Weekly Linkage

Too often the conversation about cultural flows across color lines devolves into a useless debate about appropriation versus appreciation, a reductive rhetoric that misses the point when people of color are not only replaced, but also rendered invisible. There is no dearth of guides and how-tos in cyberspace that define cultural appropriation with a negative connotationas the “selecting of certain aspects of a culture, ignoring their original significance, for the purpose of belittling it as a trend.” Appreciation, on the other hand, is positioned as the superior choice, since it involves “honoring and respecting another culture and its practices, as a way to gain knowledge and understanding.”
What these definitions miss entirely is that “culture” is not something material that exists separate from actual human beings. Quite the opposite, the social mechanism by which a culture becomes appropriated relies on a simple truth—that Whiteness, and White womanhood in particular, need constant care and feeding to survive. 

Rumya Puchta, ‘Yoga and the Maintenance of White Womanhood‘ on Namaste Nation

For months that moment has left me wondering—what is Grace in the face of indignity and injustice?
Is it abdication?
Is it apathy?
Or it is action?

Rumya Puchta, ‘On Yoga and White Public Spaces

While getting lost in the internet I stumbled over this interview with Lasara Firefox Allen, focusing on their book Jailbreaking the Goddess.

From Misha Magdalene, on Outside the Charmed Circle on Patheos Pagan, an article on ‘The Unbearable Whiteness of Being Pagan‘.

Brandy Williams, author of The Woman Magician (a book I dearly want to read!), wrote a few articles about the term and usage of ‘black magic’. Here is her shorter post on Patheos, and the longer (much longer) piece on her own website.
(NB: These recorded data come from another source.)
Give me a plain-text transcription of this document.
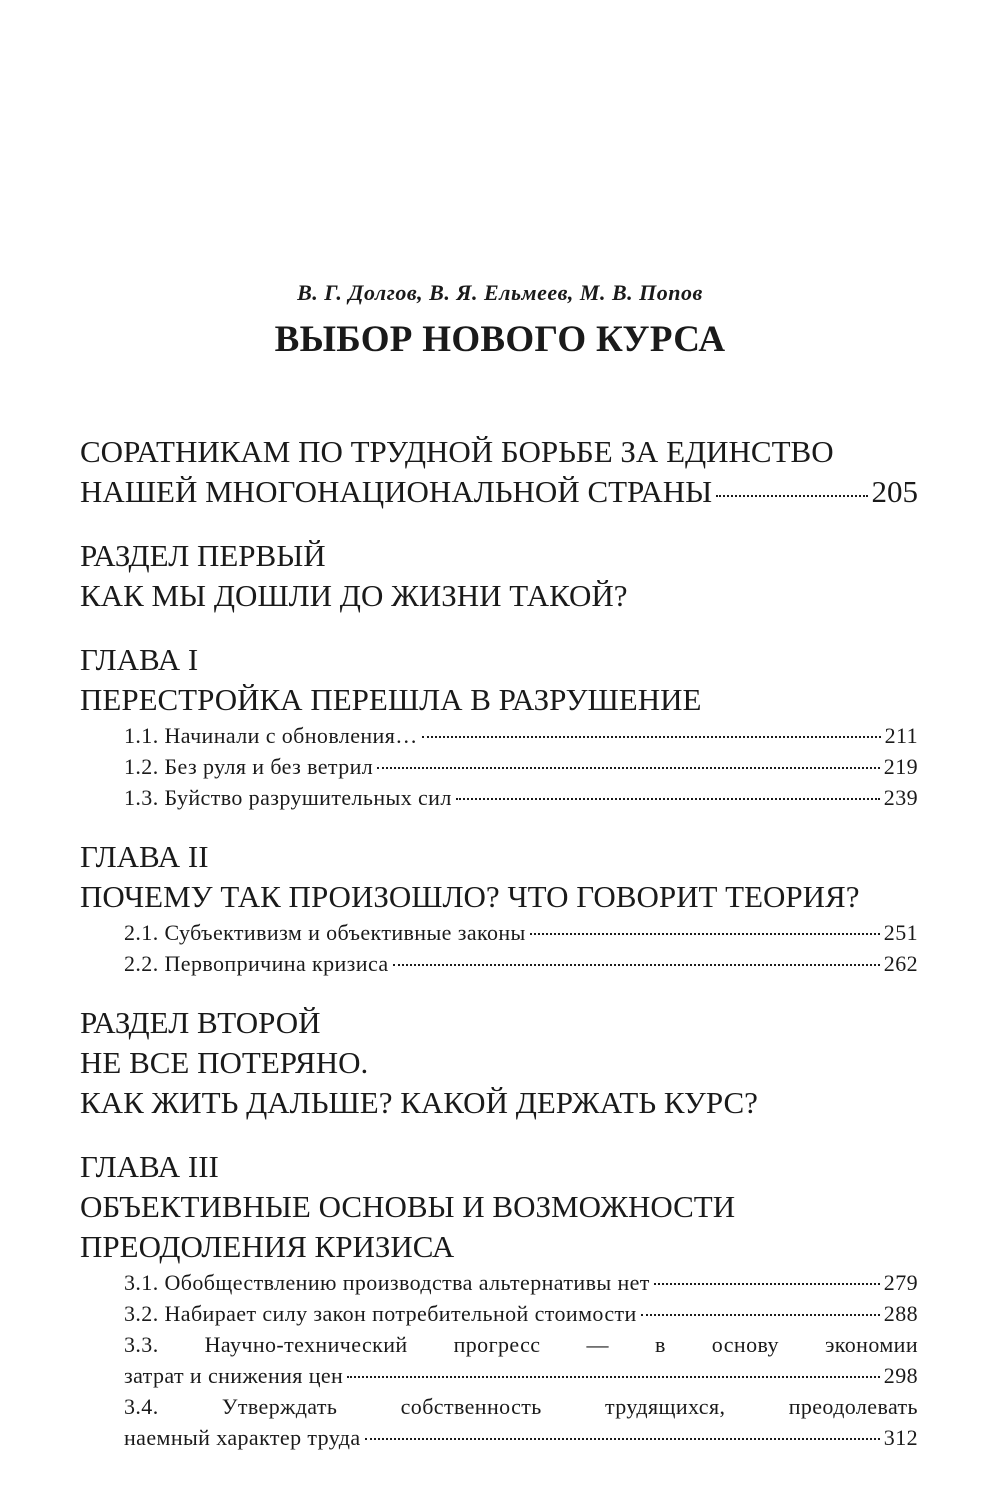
В. Г. Долгов, В. Я. Ельмеев, М. В. Попов
ВЫБОР НОВОГО КУРСА
СОРАТНИКАМ ПО ТРУДНОЙ БОРЬБЕ ЗА ЕДИНСТВО
НАШЕЙ МНОГОНАЦИОНАЛЬНОЙ СТРАНЫ	205
РАЗДЕЛ ПЕРВЫЙ
КАК МЫ ДОШЛИ ДО ЖИЗНИ ТАКОЙ?
ГЛАВА I
ПЕРЕСТРОЙКА ПЕРЕШЛА В РАЗРУШЕНИЕ
1.1. Начинали с обновления…	211
1.2. Без руля и без ветрил	219
1.3. Буйство разрушительных сил	239
ГЛАВА II
ПОЧЕМУ ТАК ПРОИЗОШЛО? ЧТО ГОВОРИТ ТЕОРИЯ?
2.1. Субъективизм и объективные законы	251
2.2. Первопричина кризиса	262
РАЗДЕЛ ВТОРОЙ
НЕ ВСЕ ПОТЕРЯНО.
КАК ЖИТЬ ДАЛЬШЕ? КАКОЙ ДЕРЖАТЬ КУРС?
ГЛАВА III
ОБЪЕКТИВНЫЕ ОСНОВЫ И ВОЗМОЖНОСТИ
ПРЕОДОЛЕНИЯ КРИЗИСА
3.1. Обобществлению производства альтернативы нет	279
3.2. Набирает силу закон потребительной стоимости	288
3.3. Научно-технический прогресс — в основу экономии
затрат и снижения цен	298
3.4. Утверждать собственность трудящихся, преодолевать
наемный характер труда	312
Jumping off from there to an article by Shannon Barber: ‘Black Magic, Black Heart, Black Skin: Decolonizing White Witchcraft‘. A line that stood out to me was, ‘I will not be held in the sunshine when what I need is moonlight.

And a final quote:

Soon, nearly everyone could agree that racism was the evil work of people with hate in their hearts — bigots. This was a convenient thing for white Americans to believe. Racism, they could say, was the work of racists. And wherever you looked, there were no racists: only good men like Wallace, minding the welfare of their black fellow citizens, or the segregationist South Carolina senator Strom Thurmond, defending states’ rights. Racism definitely existed, at some point — no one was out there denying that slavery had happened — but its residue had settled only in the hearts of the most unsavory individuals. Society as a whole didn’t need reform for the sins of a few.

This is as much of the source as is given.